Foto: Website Deutschlandradio Der britische Gesundheitsminister Matt Hancock hatte seine G7-Kollegen zu einem persönlichen Treffen am 3. Juni nach Oxford geladen. Auf der Gesprächsagenda stand auch die gemeinsame Abwehr künftiger Pandemien.

Die für Gesundheit und Lebensmittelsicherheit zuständige EU-Kommissarin Stella Kyriakides hatte schon im Vorfeld des Treffens „den raschen Zugang zu Therapeutika" angemahnt. Laut finanztreff.de drängte sie die G7 dazu, das politische Momentum zu nutzen, um die globale Gesundheitsstrukturen zu stärken. Man habe keine Zeit zu verlieren. Nötig seien bessere Überwachung und stärkere Zusammenarbeit, vor allem beim Austausch von Daten und Krankheitserregern. Nie sei globale Zusammenarbeit wichtiger als jetzt.

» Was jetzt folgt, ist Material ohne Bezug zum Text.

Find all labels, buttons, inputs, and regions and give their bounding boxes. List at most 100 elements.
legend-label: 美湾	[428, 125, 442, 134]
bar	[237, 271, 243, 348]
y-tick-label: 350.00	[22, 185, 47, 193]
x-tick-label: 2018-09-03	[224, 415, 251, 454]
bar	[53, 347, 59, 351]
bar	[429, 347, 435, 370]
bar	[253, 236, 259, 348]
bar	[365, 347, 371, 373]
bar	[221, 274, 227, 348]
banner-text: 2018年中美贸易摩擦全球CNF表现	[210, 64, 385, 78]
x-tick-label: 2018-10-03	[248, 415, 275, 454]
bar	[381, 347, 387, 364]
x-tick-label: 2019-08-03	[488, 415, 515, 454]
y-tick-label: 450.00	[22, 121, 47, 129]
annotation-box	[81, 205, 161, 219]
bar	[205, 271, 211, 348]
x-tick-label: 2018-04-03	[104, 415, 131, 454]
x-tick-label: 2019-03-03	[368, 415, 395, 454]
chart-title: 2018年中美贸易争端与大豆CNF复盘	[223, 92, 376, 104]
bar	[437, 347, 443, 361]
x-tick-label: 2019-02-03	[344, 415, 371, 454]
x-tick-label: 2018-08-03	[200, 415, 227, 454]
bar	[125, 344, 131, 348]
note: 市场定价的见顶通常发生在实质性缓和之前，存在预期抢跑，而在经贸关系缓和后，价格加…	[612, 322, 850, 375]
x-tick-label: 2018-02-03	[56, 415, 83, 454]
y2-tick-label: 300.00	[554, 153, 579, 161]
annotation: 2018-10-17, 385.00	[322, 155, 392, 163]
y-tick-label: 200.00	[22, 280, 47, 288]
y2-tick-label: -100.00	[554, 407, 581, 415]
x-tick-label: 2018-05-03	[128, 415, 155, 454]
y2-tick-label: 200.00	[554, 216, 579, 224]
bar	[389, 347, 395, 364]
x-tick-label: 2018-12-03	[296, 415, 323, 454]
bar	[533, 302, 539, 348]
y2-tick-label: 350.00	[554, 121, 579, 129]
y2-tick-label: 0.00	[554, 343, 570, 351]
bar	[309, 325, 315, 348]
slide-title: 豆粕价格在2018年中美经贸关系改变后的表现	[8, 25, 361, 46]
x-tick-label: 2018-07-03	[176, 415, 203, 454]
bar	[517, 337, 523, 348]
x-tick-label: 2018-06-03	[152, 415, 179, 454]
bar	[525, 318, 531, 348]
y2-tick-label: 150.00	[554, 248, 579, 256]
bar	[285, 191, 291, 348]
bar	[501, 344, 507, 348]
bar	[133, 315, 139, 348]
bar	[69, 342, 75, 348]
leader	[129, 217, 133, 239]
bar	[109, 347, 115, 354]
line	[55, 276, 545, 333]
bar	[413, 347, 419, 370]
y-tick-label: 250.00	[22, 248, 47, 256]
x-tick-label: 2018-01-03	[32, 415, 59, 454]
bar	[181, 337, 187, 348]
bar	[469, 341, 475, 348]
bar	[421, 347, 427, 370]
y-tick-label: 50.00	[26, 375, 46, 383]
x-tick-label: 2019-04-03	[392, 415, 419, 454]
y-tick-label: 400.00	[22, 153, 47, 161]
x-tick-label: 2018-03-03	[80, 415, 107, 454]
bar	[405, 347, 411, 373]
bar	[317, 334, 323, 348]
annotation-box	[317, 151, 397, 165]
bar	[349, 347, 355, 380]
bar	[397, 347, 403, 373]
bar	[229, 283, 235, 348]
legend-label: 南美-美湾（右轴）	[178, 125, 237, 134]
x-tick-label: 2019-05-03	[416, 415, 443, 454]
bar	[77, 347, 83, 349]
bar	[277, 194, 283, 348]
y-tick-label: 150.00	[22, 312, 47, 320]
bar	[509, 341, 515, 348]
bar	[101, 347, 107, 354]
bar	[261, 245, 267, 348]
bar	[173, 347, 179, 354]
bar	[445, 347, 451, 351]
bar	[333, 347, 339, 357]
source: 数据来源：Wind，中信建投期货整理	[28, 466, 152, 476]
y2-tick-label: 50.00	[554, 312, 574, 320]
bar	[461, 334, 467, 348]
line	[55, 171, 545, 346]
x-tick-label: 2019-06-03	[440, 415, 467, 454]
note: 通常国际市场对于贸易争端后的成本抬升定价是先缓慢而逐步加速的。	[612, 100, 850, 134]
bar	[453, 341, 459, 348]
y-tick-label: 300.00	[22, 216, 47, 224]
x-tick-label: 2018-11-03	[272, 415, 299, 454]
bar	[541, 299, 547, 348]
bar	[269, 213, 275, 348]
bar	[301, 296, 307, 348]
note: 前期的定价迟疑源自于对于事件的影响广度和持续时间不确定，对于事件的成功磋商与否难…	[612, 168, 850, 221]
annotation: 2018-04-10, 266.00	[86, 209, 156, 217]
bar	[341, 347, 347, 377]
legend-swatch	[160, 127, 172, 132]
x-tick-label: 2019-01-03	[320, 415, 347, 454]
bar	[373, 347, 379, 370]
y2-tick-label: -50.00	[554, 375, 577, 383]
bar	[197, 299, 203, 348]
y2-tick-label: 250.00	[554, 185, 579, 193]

In Oxford haben sich die Geundheitsminister auf eine „Charta für klinische Impfstoffversuche" geeinigt. Das soll die Zusammenarbeit bei großen internationalen Studien fördern und unnötige Doppelarbeit vermeiden. Vor allem soll der Austausch von Ergebnissen von Impfstoff- und Behandlungstests beschleunigt werden.

Logistic Ready zitiert das britische Gesundheitsministerium, dass die Vereinbarung zu einem Zeitpunkt komme, „an dem sich führende Pharmaunternehmen verpflichtet haben, die Zeit für die Entwicklung und Erprobung neuer Diagnosen, Behandlungen und Impfstoffe auf 100 Tage zu verkürzen."